Our Guest Blogger is Mark Ladov, Counsel for the Brennan Center’s Democracy Program.
As readers of this blog know, a Virginia district court judge overseeing a criminal prosecution recently took the radical and wrongheaded step of declaring the federal ban on corporate contributions directly to candidates to be unconstitutional. This decision extends beyond Citizens United because that case only permits corporations to run their own ads or otherwise act independently of a candidate’s campaign. Federal prosecutors today filed an appeal of that decision with the Fourth Circuit Court of Appeals.
The Fourth Circuit should have no trouble reversing the lower court’s ruling. Indeed, as Think Progress recently noted, the Ninth Circuit just upheld San Diego’s similar ban on corporate and union contributions. The Ninth Circuit’s careful reasoning stands in sharp rebuke to the U.S. v. Danielczyk opinion, which misinterpreted Citizens United and the controlling Supreme Court precedents.

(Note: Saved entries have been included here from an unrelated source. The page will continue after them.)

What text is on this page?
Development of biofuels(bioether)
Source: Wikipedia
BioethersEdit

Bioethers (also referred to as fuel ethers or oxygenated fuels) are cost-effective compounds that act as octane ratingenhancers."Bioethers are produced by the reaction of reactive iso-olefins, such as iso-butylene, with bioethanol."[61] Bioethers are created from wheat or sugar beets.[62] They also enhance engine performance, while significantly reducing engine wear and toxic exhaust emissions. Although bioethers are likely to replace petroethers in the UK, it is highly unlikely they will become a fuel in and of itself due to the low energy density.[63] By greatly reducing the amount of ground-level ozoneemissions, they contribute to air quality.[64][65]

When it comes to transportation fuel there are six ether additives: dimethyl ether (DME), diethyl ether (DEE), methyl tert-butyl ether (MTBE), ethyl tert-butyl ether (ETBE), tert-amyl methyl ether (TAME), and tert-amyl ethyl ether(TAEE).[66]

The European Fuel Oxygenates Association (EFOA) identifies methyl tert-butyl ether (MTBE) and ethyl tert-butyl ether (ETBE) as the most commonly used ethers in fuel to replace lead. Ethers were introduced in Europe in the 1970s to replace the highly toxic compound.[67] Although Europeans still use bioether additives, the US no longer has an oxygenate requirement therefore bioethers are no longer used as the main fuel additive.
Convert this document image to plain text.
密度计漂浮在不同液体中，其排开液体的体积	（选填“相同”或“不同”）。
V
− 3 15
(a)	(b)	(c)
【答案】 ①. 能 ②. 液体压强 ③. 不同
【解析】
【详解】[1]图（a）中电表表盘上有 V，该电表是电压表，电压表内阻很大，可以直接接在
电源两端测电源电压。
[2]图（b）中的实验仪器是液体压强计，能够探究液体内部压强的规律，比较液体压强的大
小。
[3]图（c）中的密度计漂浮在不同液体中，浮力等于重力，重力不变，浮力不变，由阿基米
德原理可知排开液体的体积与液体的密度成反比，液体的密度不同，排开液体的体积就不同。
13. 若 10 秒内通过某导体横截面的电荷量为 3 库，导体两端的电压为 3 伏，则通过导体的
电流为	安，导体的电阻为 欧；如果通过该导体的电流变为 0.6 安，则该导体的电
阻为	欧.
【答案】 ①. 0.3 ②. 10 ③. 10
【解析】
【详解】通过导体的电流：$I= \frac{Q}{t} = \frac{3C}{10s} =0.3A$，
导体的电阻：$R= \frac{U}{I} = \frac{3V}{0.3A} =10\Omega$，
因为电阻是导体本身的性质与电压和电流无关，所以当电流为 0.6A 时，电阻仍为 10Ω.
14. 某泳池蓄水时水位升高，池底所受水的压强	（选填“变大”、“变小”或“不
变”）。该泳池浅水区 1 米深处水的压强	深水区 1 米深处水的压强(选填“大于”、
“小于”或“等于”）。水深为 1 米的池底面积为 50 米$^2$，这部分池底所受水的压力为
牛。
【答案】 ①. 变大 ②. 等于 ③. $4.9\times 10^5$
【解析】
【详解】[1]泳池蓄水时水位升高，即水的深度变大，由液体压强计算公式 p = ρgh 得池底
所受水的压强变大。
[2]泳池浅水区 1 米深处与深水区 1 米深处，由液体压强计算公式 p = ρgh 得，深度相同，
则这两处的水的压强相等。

Despite the damage wrought by Citizens United, the Supreme Court has done nothing to challenge the validity of contribution limits. The Court has always recognized that contribution limits are an important anti-corruption tool. And the federal ban on contributions by corporations and unions—like San Diego’s similar ban—ensures that contribution limits are not evaded. This isn’t an idle concern. In states that allow corporate contributions (like New York and Maryland), there is plenty of evidence that wealthy donors use corporations and subsidiaries—and create shell corporations and LLCs—to evade contribution limits and buy extra influence. Striking down the federal corporate contribution ban would create a similar loophole for Congress, and could render federal contribution limits meaningless for wealthy special interests.
There’s nothing new or particularly noteworthy about the corporate contribution ban. Congress enacted it in 1907, based on complaints of undue corporate influence on Progressive Era politics. The Supreme Court upheld this ban less than a decade ago in a case called FEC v. Beaumont—in part due to the well-founded fear that corporate contributions would be used to circumvent federal limits.
Despite the misconceptions of the Virginia district court, Citizens United did nothing to disturb that ruling. Citizens United may have erred by taking an overly narrow view of corruption, and by wrongly assuming—without any proof—that independent political spending cannot corrupt elected representatives or the political process. But it never questioned the need to protect reasonable contribution limits. As was easily recognized by the Ninth Circuit (following similar rulings by the Second and Eighth Circuits), Citizens United expressly declined to cast any doubt on the Supreme Court’s long-standing rule (dating back to 1976 and Buckley v. Valeo) that contribution limits are permissible because they entail “only a marginal restriction upon the contributor’s ability to engage in free communication.”
The Danielczyk court, alone among federal courts, found otherwise. In doing so, it flouted Supreme Court precedent. Unfortunately, however, the district court acted well within the spirit of “extreme judicial activism” represented by the Citizens United decision.
By reaching beyond the narrow questions posed in Citizens United and ruling so broadly, the Supreme Court gave an emphatic green light to wealthy special interests that have long sought to dominate our politics. The Court did not merely strike down restrictions on corporate spending that stood for over a century. It also encouraged big political spenders to redouble their efforts to evade the rules that we have implemented to prevent political corruption.
It’s no surprise that big money is taking up this invitation. For example, we’ve recently seen a scheme by the Republican Super PAC that would encourage federal candidates, officeholders and party officials to violate federal rules against the solicitation of unlimited contributions. These solicitation rules (like San Diego’s corporate contribution ban) are designed to shore up reasonable contribution limits—and to prevent our elected officials from selling access and influence to the highest bidder. The Brennan Center and others have asked the Federal Election Commission to hew to the rule of law and advise that this scheme remains a clear violation of federal statute and Supreme Court precedent.
But it’s more disappointing when a federal judge ignores the rule of law in favor of the radical spirit of Citizens United. We hope that when the Fourth Circuit reviews the Danielczyk decision on appeal it follows the reasoned and conservative approach taken by the Ninth Circuit and other federal courts.